Acceleration in an inertial worldline?

[runner108]

I think I'm beginning to understand general relativity. After doing some dabbling on the history of inertial frames vs accelerated frames from the time of Aristotle I've gotten to Einstein. Finally wrapped my mind around how an object in free fall is considered to be an inertial frame as measured by an accelerometer of a sphere inside another sphere with a gap i-between, whereas the same accelerometer would register acceleration when standing on the Earth's surface.

Despite this one "accelerates" in terms of velocity as one gets closer to the center of the earth. Am I correct in understanding the discrepancy is because at a small enough region of space even in curved space, the space is considered 'locally' flat, therefore free-fall = no acceleration.. where as as one moves over a region of curved space-time the curvature gives rise to an acceleration?

Thanks

 

[A.T.]

Despite this one "accelerates" in terms of velocity as one gets closer to the center of the earth.

The center is an arbitary point of reference, and so the velocity & acceleration measured in its frame are completely arbitrary. This relative(frame dependent) acceleration is called "coordinate acceleration", as opposed to the absolute(frame invariant) "proper acceleration" measured by an accelerometer.

Am I correct in understanding the discrepancy is because at a small enough region of space even in curved space, the space is considered 'locally' flat, therefore free-fall = no acceleration.. where as as one moves over a region of curved space-time the curvature gives rise to an acceleration?

There is no discrepancy just different ways to define acceleration. Coordinate acceleration depends on the frame of reference. Proper acceleration is always zero for free falling objects, in every frame of reference.

Proper acceleration of zero means no forces are acting, and a locally straight path in spacetime (geodesic).

Chapter 2.6 of this:
http://www.relativitet.se/Webtheses/tes.pdf
has nice visualizations of acceleration & non-acceleration in curved spacetime.

 

[runner108]

A.T. Thanks, keen answer and drives the point home. Appreciate it.

 

[runner108]

When Statics says that the net forces equalling zero makes the state a state of equilibrium, would this be measured by an accelerometer? Meaning would an apple on the ground be considered at equilibrium despite being accelerated as far as G.R. is concerned? Or would it be at a state of equilibrium despite measuring a proper acceleration via a accelerometer?

 

[pervect]

In statics, one usually introduces some particular coordinate system in which the geometry appears to be unchanging with time, i.e. static. This static geometry is only possible only if the problem has the right sort of symmetry to start with.

If a body has proper acceleration, as measured by an accelerometer, in this particular coordinate system, one introduces "fictitious forces". Gravity is an example of such a fictitous force - in the context of GR, anyway. In Newtonian mechanics, we pretend it's a real force, then scratch our heads about why the gravitational mass always equals inertial mass.
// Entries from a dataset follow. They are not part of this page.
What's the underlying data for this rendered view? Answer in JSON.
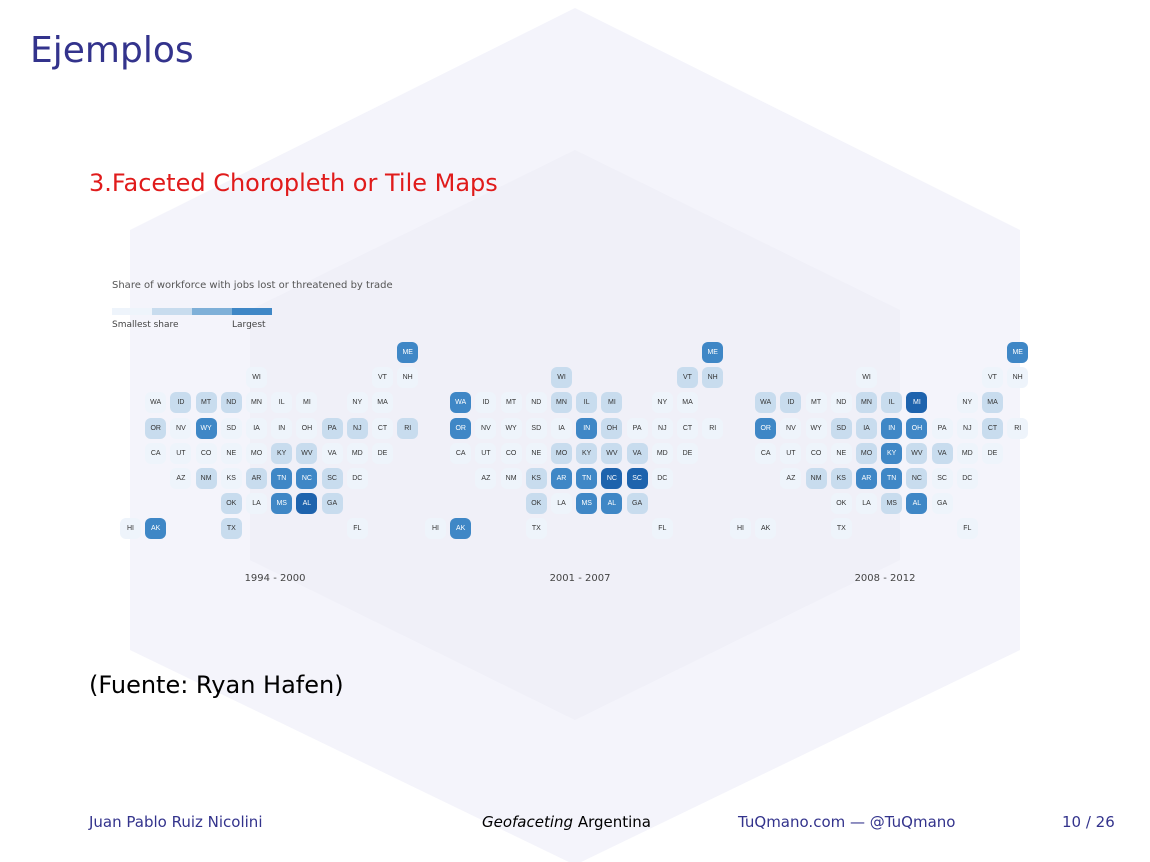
{
  "slide": {
    "title": "Ejemplos",
    "subtitle": "3.Faceted Choropleth or Tile Maps",
    "source": "(Fuente: Ryan Hafen)"
  },
  "footer": {
    "author": "Juan Pablo Ruiz Nicolini",
    "talk_italic": "Geofaceting",
    "talk_rest": " Argentina",
    "site": "TuQmano.com — @TuQmano",
    "page": "10 / 26"
  },
  "colors": {
    "levels": [
      "#eef4fb",
      "#c8dcee",
      "#7fb0d8",
      "#3f87c6",
      "#1e63ad"
    ],
    "title": "#33338c",
    "subtitle": "#e01b1b"
  },
  "chart_data": {
    "type": "heatmap",
    "title": "Share of workforce with jobs lost or threatened by trade",
    "legend": {
      "low_label": "Smallest share",
      "high_label": "Largest",
      "placement": "top-left",
      "levels": 4
    },
    "grid_layout": [
      {
        "s": "ME",
        "c": 11,
        "r": 0
      },
      {
        "s": "WI",
        "c": 5,
        "r": 1
      },
      {
        "s": "VT",
        "c": 10,
        "r": 1
      },
      {
        "s": "NH",
        "c": 11,
        "r": 1
      },
      {
        "s": "WA",
        "c": 1,
        "r": 2
      },
      {
        "s": "ID",
        "c": 2,
        "r": 2
      },
      {
        "s": "MT",
        "c": 3,
        "r": 2
      },
      {
        "s": "ND",
        "c": 4,
        "r": 2
      },
      {
        "s": "MN",
        "c": 5,
        "r": 2
      },
      {
        "s": "IL",
        "c": 6,
        "r": 2
      },
      {
        "s": "MI",
        "c": 7,
        "r": 2
      },
      {
        "s": "NY",
        "c": 9,
        "r": 2
      },
      {
        "s": "MA",
        "c": 10,
        "r": 2
      },
      {
        "s": "OR",
        "c": 1,
        "r": 3
      },
      {
        "s": "NV",
        "c": 2,
        "r": 3
      },
      {
        "s": "WY",
        "c": 3,
        "r": 3
      },
      {
        "s": "SD",
        "c": 4,
        "r": 3
      },
      {
        "s": "IA",
        "c": 5,
        "r": 3
      },
      {
        "s": "IN",
        "c": 6,
        "r": 3
      },
      {
        "s": "OH",
        "c": 7,
        "r": 3
      },
      {
        "s": "PA",
        "c": 8,
        "r": 3
      },
      {
        "s": "NJ",
        "c": 9,
        "r": 3
      },
      {
        "s": "CT",
        "c": 10,
        "r": 3
      },
      {
        "s": "RI",
        "c": 11,
        "r": 3
      },
      {
        "s": "CA",
        "c": 1,
        "r": 4
      },
      {
        "s": "UT",
        "c": 2,
        "r": 4
      },
      {
        "s": "CO",
        "c": 3,
        "r": 4
      },
      {
        "s": "NE",
        "c": 4,
        "r": 4
      },
      {
        "s": "MO",
        "c": 5,
        "r": 4
      },
      {
        "s": "KY",
        "c": 6,
        "r": 4
      },
      {
        "s": "WV",
        "c": 7,
        "r": 4
      },
      {
        "s": "VA",
        "c": 8,
        "r": 4
      },
      {
        "s": "MD",
        "c": 9,
        "r": 4
      },
      {
        "s": "DE",
        "c": 10,
        "r": 4
      },
      {
        "s": "AZ",
        "c": 2,
        "r": 5
      },
      {
        "s": "NM",
        "c": 3,
        "r": 5
      },
      {
        "s": "KS",
        "c": 4,
        "r": 5
      },
      {
        "s": "AR",
        "c": 5,
        "r": 5
      },
      {
        "s": "TN",
        "c": 6,
        "r": 5
      },
      {
        "s": "NC",
        "c": 7,
        "r": 5
      },
      {
        "s": "SC",
        "c": 8,
        "r": 5
      },
      {
        "s": "DC",
        "c": 9,
        "r": 5
      },
      {
        "s": "OK",
        "c": 4,
        "r": 6
      },
      {
        "s": "LA",
        "c": 5,
        "r": 6
      },
      {
        "s": "MS",
        "c": 6,
        "r": 6
      },
      {
        "s": "AL",
        "c": 7,
        "r": 6
      },
      {
        "s": "GA",
        "c": 8,
        "r": 6
      },
      {
        "s": "HI",
        "c": 0,
        "r": 7
      },
      {
        "s": "AK",
        "c": 1,
        "r": 7
      },
      {
        "s": "TX",
        "c": 4,
        "r": 7
      },
      {
        "s": "FL",
        "c": 9,
        "r": 7
      }
    ],
    "panels": [
      {
        "label": "1994 - 2000",
        "levels": {
          "ME": 3,
          "WI": 0,
          "VT": 0,
          "NH": 0,
          "WA": 0,
          "ID": 1,
          "MT": 1,
          "ND": 1,
          "MN": 0,
          "IL": 0,
          "MI": 0,
          "NY": 0,
          "MA": 0,
          "OR": 1,
          "NV": 0,
          "WY": 3,
          "SD": 0,
          "IA": 0,
          "IN": 0,
          "OH": 0,
          "PA": 1,
          "NJ": 1,
          "CT": 0,
          "RI": 1,
          "CA": 0,
          "UT": 0,
          "CO": 0,
          "NE": 0,
          "MO": 0,
          "KY": 1,
          "WV": 1,
          "VA": 0,
          "MD": 0,
          "DE": 0,
          "AZ": 0,
          "NM": 1,
          "KS": 0,
          "AR": 1,
          "TN": 3,
          "NC": 3,
          "SC": 1,
          "DC": 0,
          "OK": 1,
          "LA": 0,
          "MS": 3,
          "AL": 4,
          "GA": 1,
          "HI": 0,
          "AK": 3,
          "TX": 1,
          "FL": 0
        }
      },
      {
        "label": "2001 - 2007",
        "levels": {
          "ME": 3,
          "WI": 1,
          "VT": 1,
          "NH": 1,
          "WA": 3,
          "ID": 0,
          "MT": 0,
          "ND": 0,
          "MN": 1,
          "IL": 1,
          "MI": 1,
          "NY": 0,
          "MA": 0,
          "OR": 3,
          "NV": 0,
          "WY": 0,
          "SD": 0,
          "IA": 0,
          "IN": 3,
          "OH": 1,
          "PA": 0,
          "NJ": 0,
          "CT": 0,
          "RI": 0,
          "CA": 0,
          "UT": 0,
          "CO": 0,
          "NE": 0,
          "MO": 1,
          "KY": 1,
          "WV": 1,
          "VA": 1,
          "MD": 0,
          "DE": 0,
          "AZ": 0,
          "NM": 0,
          "KS": 1,
          "AR": 3,
          "TN": 3,
          "NC": 4,
          "SC": 4,
          "DC": 0,
          "OK": 1,
          "LA": 0,
          "MS": 3,
          "AL": 3,
          "GA": 1,
          "HI": 0,
          "AK": 3,
          "TX": 0,
          "FL": 0
        }
      },
      {
        "label": "2008 - 2012",
        "levels": {
          "ME": 3,
          "WI": 0,
          "VT": 0,
          "NH": 0,
          "WA": 1,
          "ID": 1,
          "MT": 0,
          "ND": 0,
          "MN": 1,
          "IL": 1,
          "MI": 4,
          "NY": 0,
          "MA": 1,
          "OR": 3,
          "NV": 0,
          "WY": 0,
          "SD": 1,
          "IA": 1,
          "IN": 3,
          "OH": 3,
          "PA": 0,
          "NJ": 0,
          "CT": 1,
          "RI": 0,
          "CA": 0,
          "UT": 0,
          "CO": 0,
          "NE": 0,
          "MO": 1,
          "KY": 3,
          "WV": 1,
          "VA": 1,
          "MD": 0,
          "DE": 0,
          "AZ": 0,
          "NM": 1,
          "KS": 1,
          "AR": 3,
          "TN": 3,
          "NC": 1,
          "SC": 0,
          "DC": 0,
          "OK": 0,
          "LA": 0,
          "MS": 1,
          "AL": 3,
          "GA": 0,
          "HI": 0,
          "AK": 0,
          "TX": 0,
          "FL": 0
        }
      }
    ]
  }
}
In a different problem, the problem of a merry-go-round, centrifugal force is another well known example of a "fictitous force".

Statics then says that the sum of all the forces (including the fictitious force) is zero.

 

[runner108]

So if someone is in free fall their accelerometer measures '0' therefore they are in a state of equilibrium. If they are on the face of the Earth according to Newtonian physics, gravity is pulling the person down and the ground is pushing back, therefore they are in a state of equilibrium. In G.R. the ground pushes against the person so we introduce a fictitious force gravity to counteract the ground pushing against us. Thus in all three situations we are at equilibrium despite the accelerometer measuring differently in the two principle different situations (one free fall the other standing)?

Thanks

 

[A.T.]

Thus in all three situations we are at equilibrium despite the accelerometer measuring differently in the two principle different situations (one free fall the other standing)?

Yes, because here "equilibrium" means zero coordinate acceleration, and the accelerometer measures proper acceleration. In a non-inertial system like the Earth's surface they are different.

 

[runner108]

Awesome, thanks a lot!

 

[runner108]

Just wanted to pursue one more thought here regarding proper acceleration vs coordinate acceleration. If you were falling into the Earth and the Earth was just a point mass, one would not feel a force of acceleration yet one would be speeding up based on coordinate acceleration. I can theoretically understand this. Just wanted to confirm that one would visually come to the conclusion that they were accelerating even though they wouldn't feel anything?

 

[A.T.]

If you were falling into the Earth and the Earth was just a point mass,

Falling into a point?

one would not feel a force of acceleration yet one would be speeding up based on coordinate acceleration.

Is "you" and "one" the same person? Speeding up based on coordinate acceleration depends on the frame of reference.

Just wanted to confirm that one would visually come to the conclusion that they were accelerating even though they wouldn't feel anything?

If "one" is in on the surface of the Earth and observes "them" falling, yes.